巨大な坑道ではあるが、警備兵の人員不足で採掘班を班ごとに守る事が出来ず、ドワーフ自体が元々鈍足である事もあって、モンスターに襲われたら犠牲者が出る事が多い。
なお、坑道の危険を調べる事が出来るトンネルドクターの数は多くないため、軽装鎧を装備した4人のドワーフの戦士達が警護についている。
以上の様に採掘仕事は危険も多い反面、他の仕事よりも金を稼げるため、ゴンドの様な短期で働く者もいる(採掘量による追加手当は出るものの、それでも大金は稼げないらしい)。
ちなみに殆どのドワーフは大酒飲みであるため、稼いだ給料の大半は酒代に消えるとの事。
ルーン技術
ドワーフの国では、ルーン技術を持つ“ルーン工匠”と呼ばれる者達がいるが、ルーン技術が栄えていたのはおよそ200年前までであった。
200年前に王都が魔神に攻撃され、王族が討伐に赴いた後に、外の技術である「魔法による魔化技術」が入ってきた。
その技術は材料代こそかかるがルーンに比べて2倍から3倍の生産性があり、ルーン工匠の適正を持つ者の希少さも相まって、ルーン技術は時代遅れの烙印を押されてしまう。
現在のルーン工匠達の半数は、暗澹とした自分達の状況や、先祖から受け継いできた技術の喪失などのマイナスの感情に囚われ、自暴自棄になっている。
ルーン工匠と名乗って仕事をしている者は少なく、殆どが工房の看板を下ろし、ただ日々の糧を得るだけの暗い生活をしている。
軍事力
国力の低下で人員不足でありながらも、『大裂け目』という天然の要害によって、フェオ・ジュラは守られている。たとえ土掘獣人(クアゴア)が100匹単位で攻めてきたとしても、大裂け目にかけた吊り橋とそこから一直線上に設置した砦からの攻撃で、現在の総司令着任後から10年間は侵攻を完全に防ぎきっていた。
そのため、「吊り橋と砦があれば大丈夫」という慢心が生まれ、国力の低下も原因の1つだが、防衛に力を注いでこなかった。

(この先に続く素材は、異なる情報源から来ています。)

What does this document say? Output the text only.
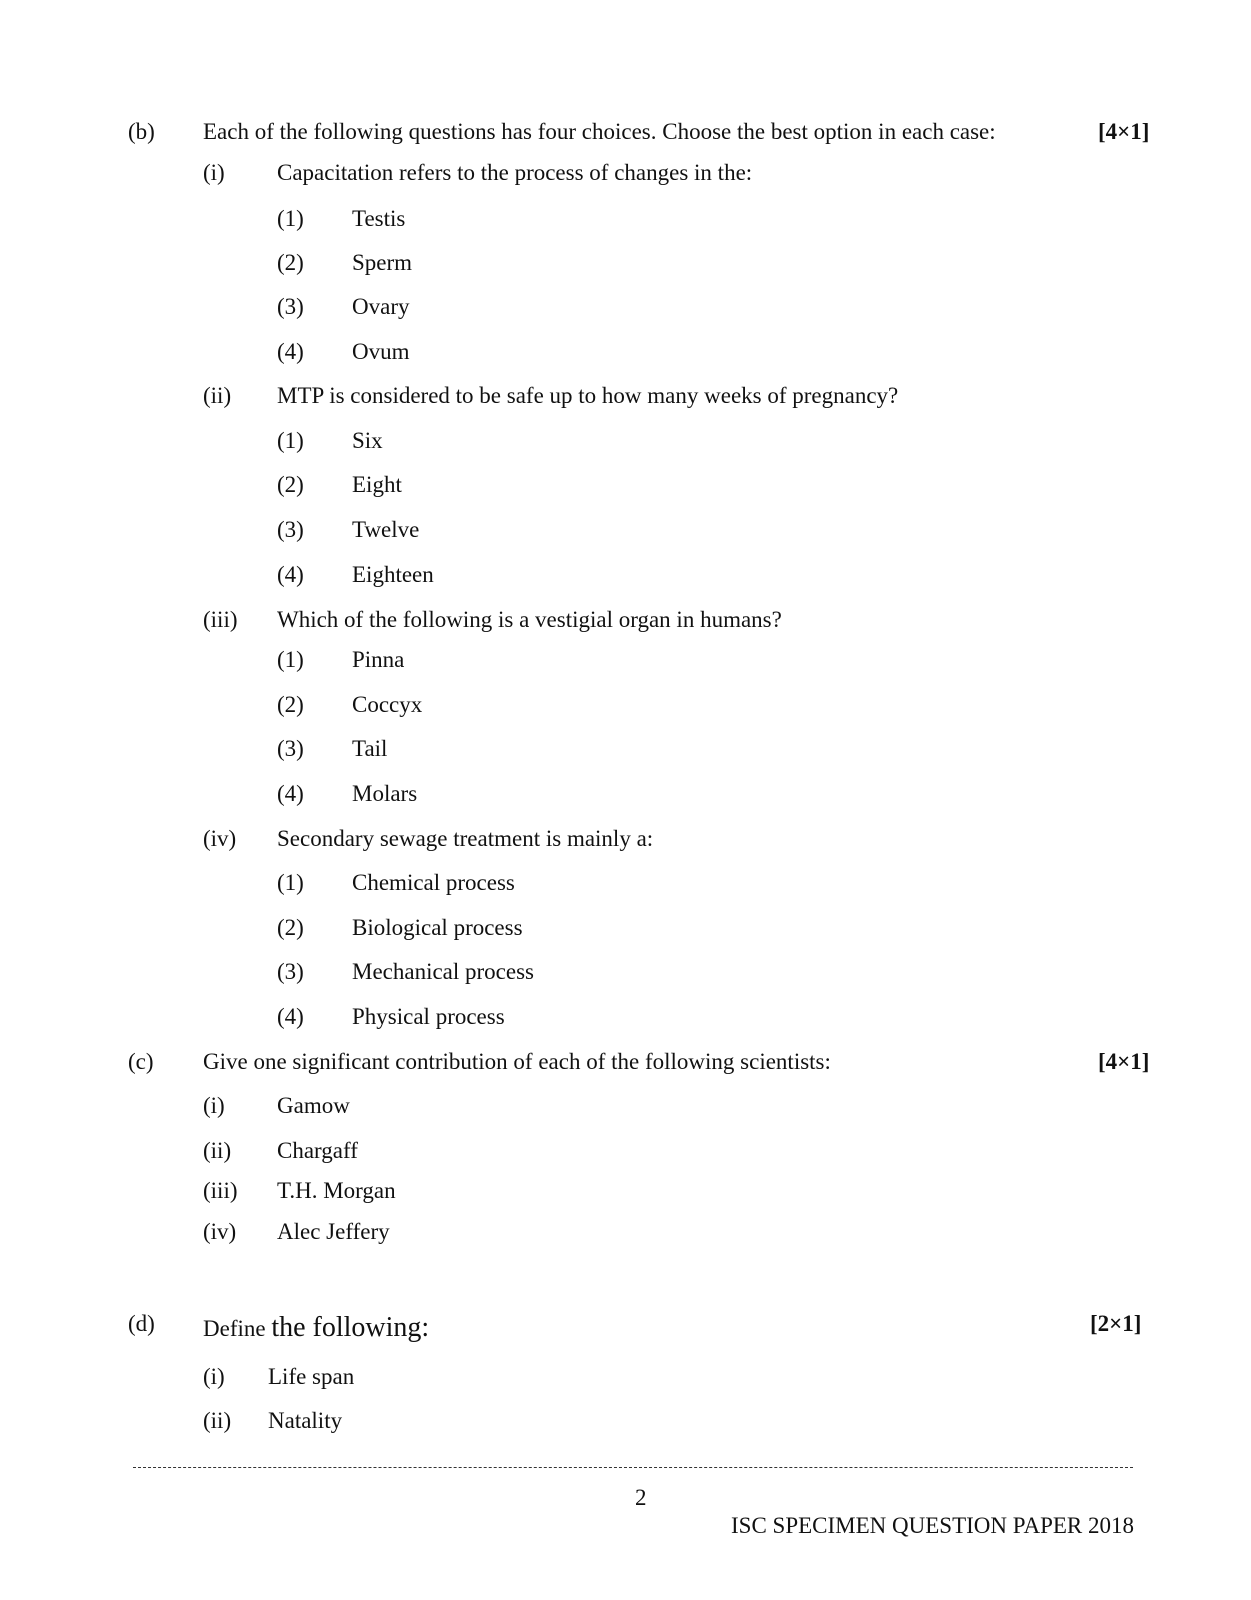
(b) Each of the following questions has four choices. Choose the best option in each case:	[4×1]
(i) Capacitation refers to the process of changes in the:
(1) Testis
(2) Sperm
(3) Ovary
(4) Ovum
(ii) MTP is considered to be safe up to how many weeks of pregnancy?
(1) Six
(2) Eight
(3) Twelve
(4) Eighteen
(iii) Which of the following is a vestigial organ in humans?
(1) Pinna
(2) Coccyx
(3) Tail
(4) Molars
(iv) Secondary sewage treatment is mainly a:
(1) Chemical process
(2) Biological process
(3) Mechanical process
(4) Physical process
(c) Give one significant contribution of each of the following scientists:	[4×1]
(i) Gamow
(ii) Chargaff
(iii) T.H. Morgan
(iv) Alec Jeffery
(d) Define the following:	[2×1]
(i) Life span
(ii) Natality
2
ISC SPECIMEN QUESTION PAPER 2018
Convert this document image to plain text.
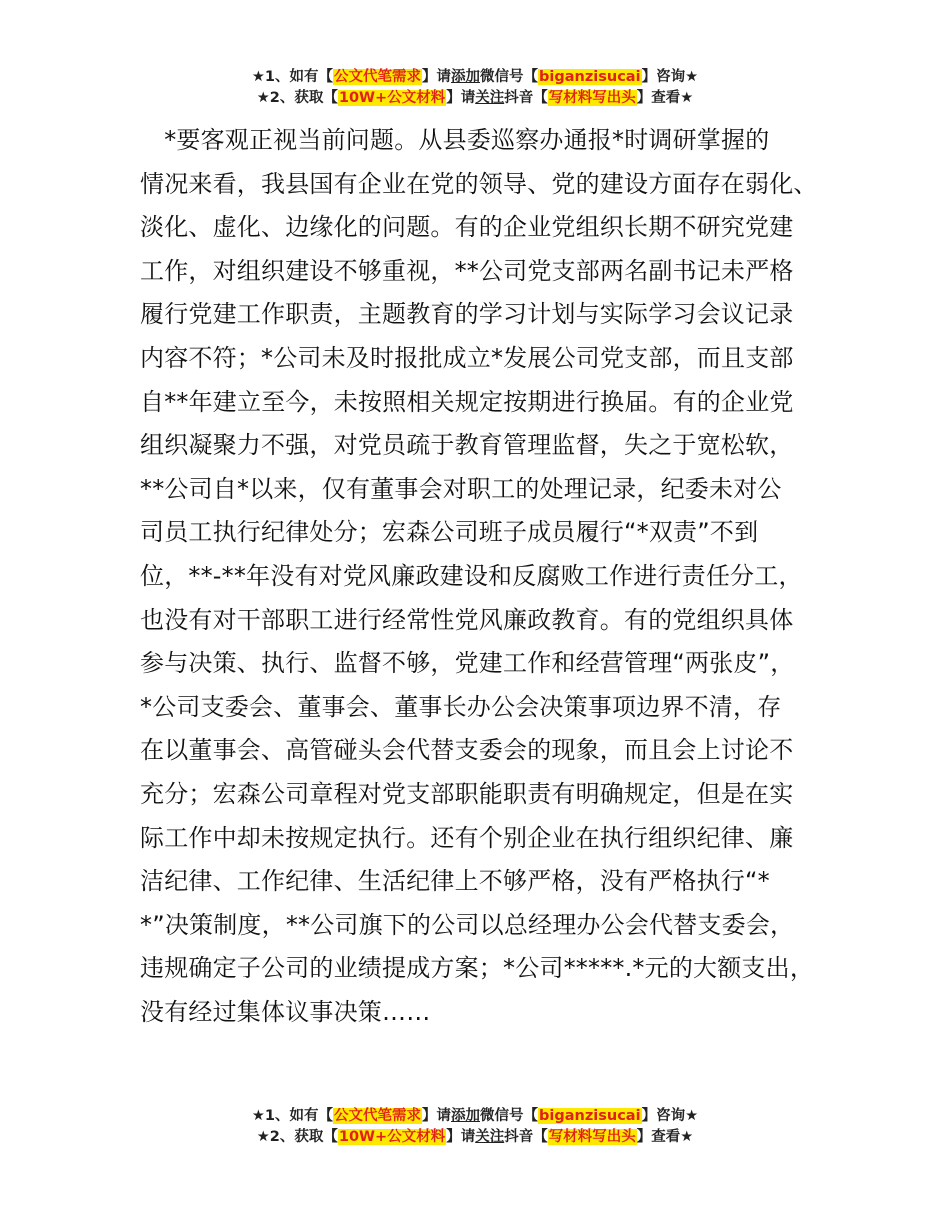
★1、如有【公文代笔需求】请添加微信号【biganzisucai】咨询★
★2、获取【10W+公文材料】请关注抖音【写材料写出头】查看★
　*要客观正视当前问题。从县委巡察办通报*时调研掌握的
情况来看，我县国有企业在党的领导、党的建设方面存在弱化、
淡化、虚化、边缘化的问题。有的企业党组织长期不研究党建
工作，对组织建设不够重视，**公司党支部两名副书记未严格
履行党建工作职责，主题教育的学习计划与实际学习会议记录
内容不符；*公司未及时报批成立*发展公司党支部，而且支部
自**年建立至今，未按照相关规定按期进行换届。有的企业党
组织凝聚力不强，对党员疏于教育管理监督，失之于宽松软，
**公司自*以来，仅有董事会对职工的处理记录，纪委未对公
司员工执行纪律处分；宏森公司班子成员履行“*双责”不到
位，**-**年没有对党风廉政建设和反腐败工作进行责任分工，
也没有对干部职工进行经常性党风廉政教育。有的党组织具体
参与决策、执行、监督不够，党建工作和经营管理“两张皮”，
*公司支委会、董事会、董事长办公会决策事项边界不清，存
在以董事会、高管碰头会代替支委会的现象，而且会上讨论不
充分；宏森公司章程对党支部职能职责有明确规定，但是在实
际工作中却未按规定执行。还有个别企业在执行组织纪律、廉
洁纪律、工作纪律、生活纪律上不够严格，没有严格执行“*
*”决策制度，**公司旗下的公司以总经理办公会代替支委会，
违规确定子公司的业绩提成方案；*公司*****.*元的大额支出，
没有经过集体议事决策……
★1、如有【公文代笔需求】请添加微信号【biganzisucai】咨询★
★2、获取【10W+公文材料】请关注抖音【写材料写出头】查看★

それが仇となり、国力が低下しながらも10年前までは相当の兵力を保有していたが、ペ・リユロの部族統一以後は大敗を喫して、兵力の相当数を失ってしまう。
現在は総司令・大参謀・そして100人足らずのドワーフ兵がおり、作中では電撃系の魔法の武具で装備した20人程の兵が、大裂け目の防衛を担当していた。
人口10万程の都市だけあり徴集可能な兵力あるいは予備兵力の数はそれより多いが、金属に耐性を持つというクアゴアの特性を考えると、相性の良い武器を用意しなければ大きな被害を与えるのは難しいため、追加で徴集した者達を武装させるだけの余力がない11巻の時点では大きな助けにはなっていなかった。
移動及び輸送手段として、“ライディングリザード”と呼ばれる体長3m超えの巨大なトカゲを利用している。
ちなみにかつての王城には、鎧の像の姿をしたゴーレムがいたらしく、霜の竜(フロスト・ドラゴン)と戦っている。